Ingestion (build-time scripts only — not needed to serve the app): the refresh pipeline reads keys such as OPENAQ_API_KEY, CLOUDFLARE_RADAR_TOKEN, YOUTUBE_API_KEY, REDDIT_CLIENT_ID / REDDIT_CLIENT_SECRET, SERPAPI_KEY, plus the EXA_/PERPLEXITY_/GDELT_ tuning vars. These matter only when you re-run ingestion (below), never to serve an already-baked corpus.

The corpus is static, baked at build time

There is no database in the serving path. The entire corpus under public/data/ is baked at build time and shipped as static files (the same files the Public API v1 exposes). Serving Futuros means serving those files — which is why Tier 1 (Caddy over dist/) is a complete data mirror.

To refresh the data you re-run the ingestion/bake scripts and rebuild:

bash
bun run ingest      # multi-source ingest → parameter-cache + citations + signals
bun run bake:all    # narratives, scores, indices, api, … → public/data/**
bun run build       # tsc + vite; prebuild provenance gates must pass

The prebuild step runs provenance gates (traceability, source deep-links, citations, scores, catalog) that fail the build if a figure lost its source — so a self-hosted rebuild preserves the honesty contract by construction. A sovereign operator can run this pipeline entirely in-region: baked corpus in-region, inference in-region, nothing leaves the host.

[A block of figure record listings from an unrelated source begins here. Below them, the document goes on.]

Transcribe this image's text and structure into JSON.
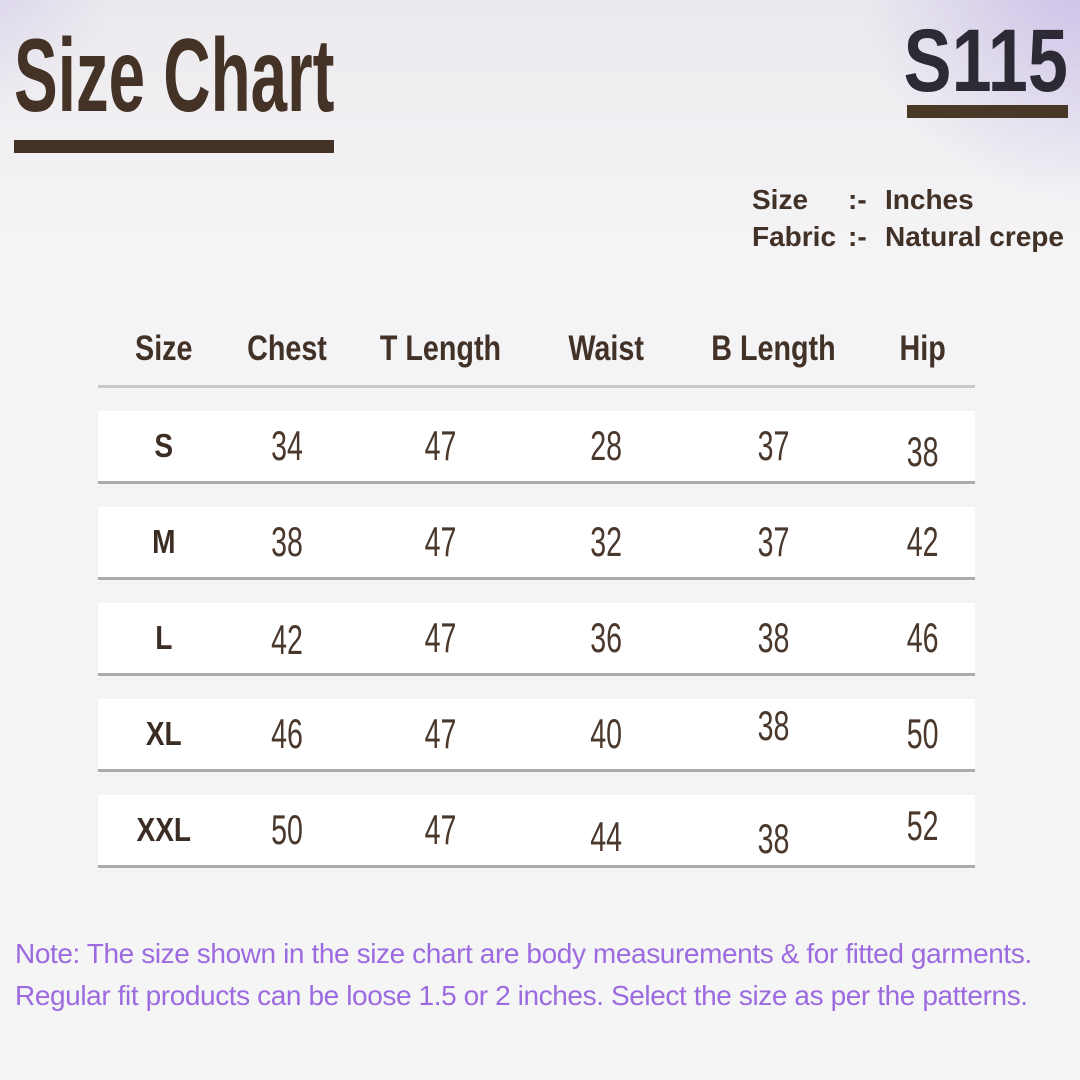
{
  "page": {
    "title": "Size Chart",
    "product_code": "S115"
  },
  "specs": {
    "rows": [
      {
        "label": "Size",
        "separator": ":-",
        "value": "Inches"
      },
      {
        "label": "Fabric",
        "separator": ":-",
        "value": "Natural crepe"
      }
    ]
  },
  "size_table": {
    "columns": [
      "Size",
      "Chest",
      "T Length",
      "Waist",
      "B Length",
      "Hip"
    ],
    "rows": [
      {
        "size": "S",
        "values": [
          "34",
          "47",
          "28",
          "37",
          "38"
        ]
      },
      {
        "size": "M",
        "values": [
          "38",
          "47",
          "32",
          "37",
          "42"
        ]
      },
      {
        "size": "L",
        "values": [
          "42",
          "47",
          "36",
          "38",
          "46"
        ]
      },
      {
        "size": "XL",
        "values": [
          "46",
          "47",
          "40",
          "38",
          "50"
        ]
      },
      {
        "size": "XXL",
        "values": [
          "50",
          "47",
          "44",
          "38",
          "52"
        ]
      }
    ]
  },
  "note": {
    "line1": "Note: The size shown in the size chart are body measurements & for fitted garments.",
    "line2": "Regular fit products can be loose 1.5 or 2 inches. Select the size as per the patterns."
  },
  "colors": {
    "title_brown": "#443226",
    "code_charcoal": "#2d2a35",
    "underline_brown": "#4a3827",
    "table_text_brown": "#4b382c",
    "note_purple": "#9c6be0",
    "row_background": "#ffffff",
    "row_border_gray": "#ababab",
    "page_background": "#f5f4f6",
    "corner_lavender": "#d8d0f0"
  }
}
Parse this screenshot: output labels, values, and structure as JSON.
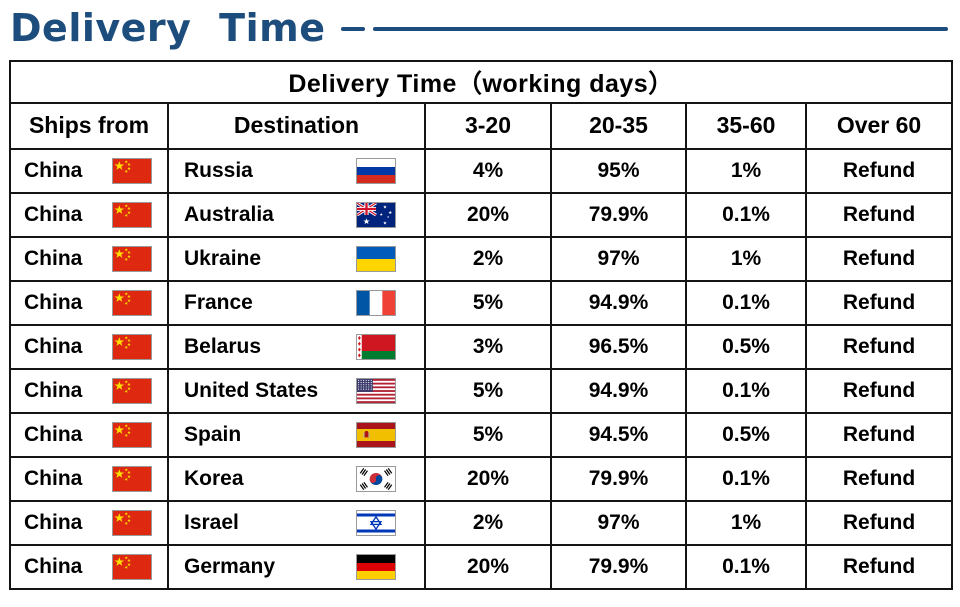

  1. Stand up an in-region open-weight gateway (LiteLLM in front of vLLM/TGI serving Llama/Qwen/DeepSeek/Mistral) that speaks the Anthropic Messages API.
  2. Deploy the SPA + baked corpus (Tier 1 container) and the api/* functions on in-region infrastructure.
  3. Set SOVEREIGN_INFERENCE_URL + SOVEREIGN_INFERENCE_KEY (+ _MODEL, _LABEL). The chat badges "sovereign mode"; corpus + queries never leave your jurisdiction.
  4. Add UPSTASH_REDIS_REST_* only if you want the trust ledger / consensus persisted; otherwise those features degrade honestly.

Cada cifra con su fuente — la trazabilidad es el contrato.